Born Free calls for reform of exotic pet keeping in the UK

The recent two-part ITV documentary Britain’s Tiger Kings – On The Trail With Ross Kemp highlighted the growing problems associated with the keeping of wild animals as pets.

In response to the documentary, Born Free’s co-founder and Executive President Will Travers OBE said in a statement:

“I think most people will have found it unbelievable that, in this day and age, so many dangerous animals, including big cats, bears, crocodiles and venomous snakes, are being kept as pets by private individuals across the UK. Increasing demand for all kinds of wild animals as exotic pets puts owners and the wider public at risk of injury or disease. It can also cause serious animal suffering, and the demand may increase the pressure on many wild populations which are often already under threat.”

The animal welfare charity has, for many years, been highlighting the fact that obtaining a Dangerous Wild Animals (DWA) licence is far too easy, and calling for reform.

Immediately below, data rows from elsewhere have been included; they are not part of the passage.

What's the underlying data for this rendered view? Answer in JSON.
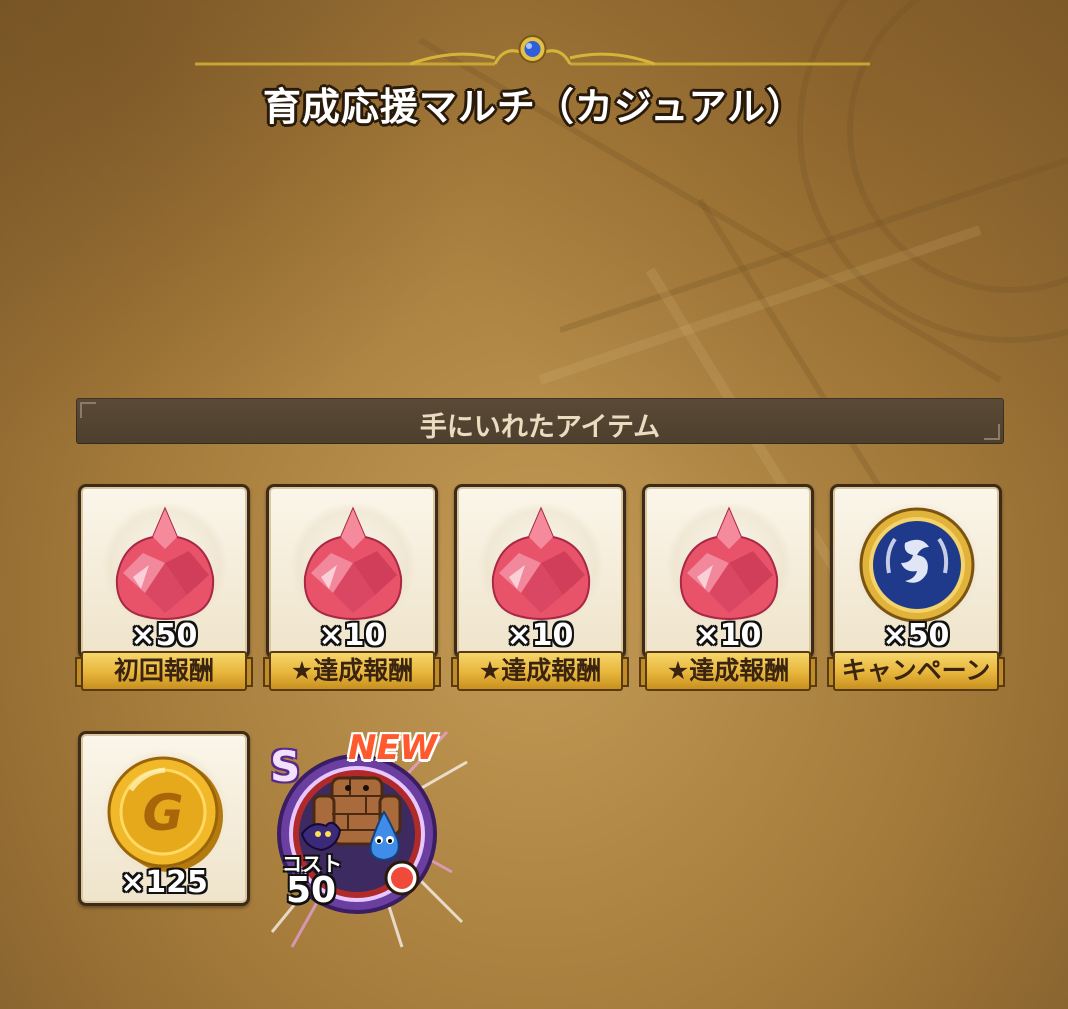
{
  "header": {
    "title": "育成応援マルチ（カジュアル）"
  },
  "section": {
    "title": "手にいれたアイテム"
  },
  "items": [
    {
      "icon": "gem-icon",
      "quantity": "×50",
      "label": "初回報酬"
    },
    {
      "icon": "gem-icon",
      "quantity": "×10",
      "label": "★達成報酬"
    },
    {
      "icon": "gem-icon",
      "quantity": "×10",
      "label": "★達成報酬"
    },
    {
      "icon": "gem-icon",
      "quantity": "×10",
      "label": "★達成報酬"
    },
    {
      "icon": "medal-icon",
      "quantity": "×50",
      "label": "キャンペーン"
    },
    {
      "icon": "gold-coin-icon",
      "quantity": "×125",
      "label": ""
    }
  ],
  "monster": {
    "icon": "golem-monster-icon",
    "rank": "S",
    "new_label": "NEW",
    "cost_label": "コスト",
    "cost_value": "50"
  },
  "colors": {
    "gem": "#e8536a",
    "ribbon": "#e7b53b",
    "medal": "#1f3a8a",
    "gold": "#e6a91c",
    "new": "#ff5a2e"
  }
}
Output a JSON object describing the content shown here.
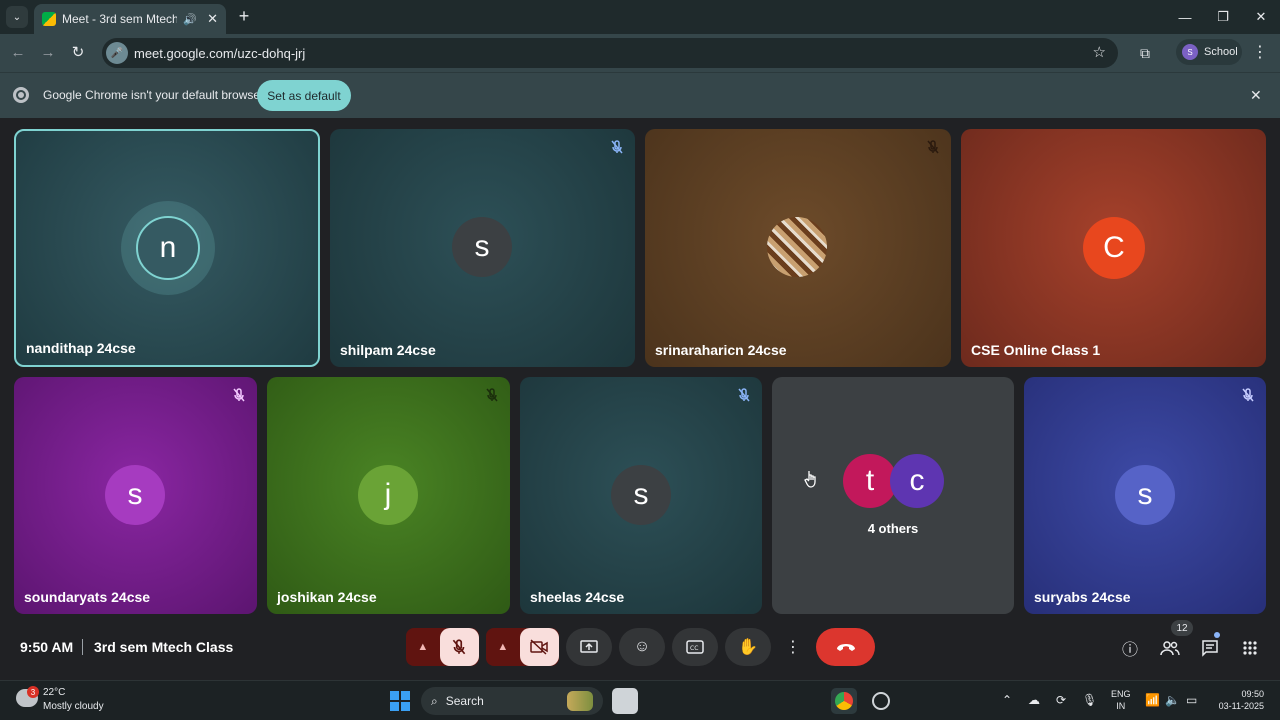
{
  "browser": {
    "tab_title": "Meet - 3rd sem Mtech Class",
    "url": "meet.google.com/uzc-dohq-jrj",
    "profile_initial": "S",
    "profile_name": "School",
    "infobar_message": "Google Chrome isn't your default browser",
    "set_default_label": "Set as default"
  },
  "tiles": [
    {
      "name": "nandithap 24cse",
      "initial": "n",
      "avatar_color": "#355a62",
      "muted": false,
      "speaking": true
    },
    {
      "name": "shilpam 24cse",
      "initial": "s",
      "avatar_color": "#3c4043",
      "muted": true
    },
    {
      "name": "srinaraharicn 24cse",
      "initial": "",
      "avatar_color": "#8b5a2b",
      "muted": true,
      "photo": true
    },
    {
      "name": "CSE Online Class 1",
      "initial": "C",
      "avatar_color": "#e8471e",
      "muted": false
    },
    {
      "name": "soundaryats 24cse",
      "initial": "s",
      "avatar_color": "#a63bc0",
      "muted": true
    },
    {
      "name": "joshikan 24cse",
      "initial": "j",
      "avatar_color": "#6aa336",
      "muted": true
    },
    {
      "name": "sheelas 24cse",
      "initial": "s",
      "avatar_color": "#3c4043",
      "muted": true
    },
    {
      "name": "suryabs 24cse",
      "initial": "s",
      "avatar_color": "#5663c7",
      "muted": true
    }
  ],
  "others": {
    "label": "4 others",
    "avatars": [
      {
        "initial": "t",
        "color": "#c2185b"
      },
      {
        "initial": "c",
        "color": "#5e35b1"
      }
    ]
  },
  "meeting": {
    "time": "9:50 AM",
    "name": "3rd sem Mtech Class",
    "people_count": "12"
  },
  "taskbar": {
    "weather_badge": "3",
    "temperature": "22°C",
    "condition": "Mostly cloudy",
    "search_label": "Search",
    "lang_top": "ENG",
    "lang_bottom": "IN",
    "time": "09:50",
    "date": "03-11-2025"
  }
}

Earlier this year, Born Free revealed almost 4,000 wild animals were being kept privately under DWA licenses across Great Britain ( This number is believed to be the tip of the iceberg, given many species don’t currently require a licence, and long-standing concerns that there is widespread non-compliance with the Act.

Some of these animals are kept for commercial purposes, however the majority are believed to be kept by individuals as pets, a practice that is on the increase;

At the time of its inception, the Dangerous Wild Animals Act was intended to make the private keeping of dangerous wild animals an exceptional circumstance, however the ongoing increase in wild animals kept as pets flies in the face of the intention of the Act.

While modest changes have been made to the Schedule (species covered by the Act) over the years, the Act itself has not been substantially updated for more than 40 years.

There are still species absent from the Schedule which, under other legislation, including the Zoo Licensing Act, are regarded as a risk to the public, such as large varanid lizards like Komodo dragons, large python and boa species, and a number of birds of prey.

“It’s high time for a comprehensive review of the Dangerous Wild Animals Act and its Schedule, and far greater restrictions on the trade in and keeping of wild animals as pets in the UK. As a minimum, we are calling for full consideration of whether the welfare needs of individual animals can be met, and owners have the necessary qualifications and experience;

“A guarantee that the trade does not compromise conservation of species in the wild; due consideration of potential environmental concerns (such as the establishment of invasive species through escapes, the deliberate releases of unwanted pets, and the possible spread of zoonotic diseases); and confirmation there is no risk to wider health and safety of animals or people.” – Born Free’s co-founder and Executive President Will Travers OBE

As part of its campaign on this issue Born Free, in collaboration with the RSPCA, has launched a petition calling on the Government to review and reform laws on the private keeping of Dangerous Wild Animals.

Born Free has also created an interactive map detailing the dangerous wild animals licensed to be kept privately by local authority.

Britain’s Tiger Kings – On The Trail With Ross Kemp is available now on the ITV Hub.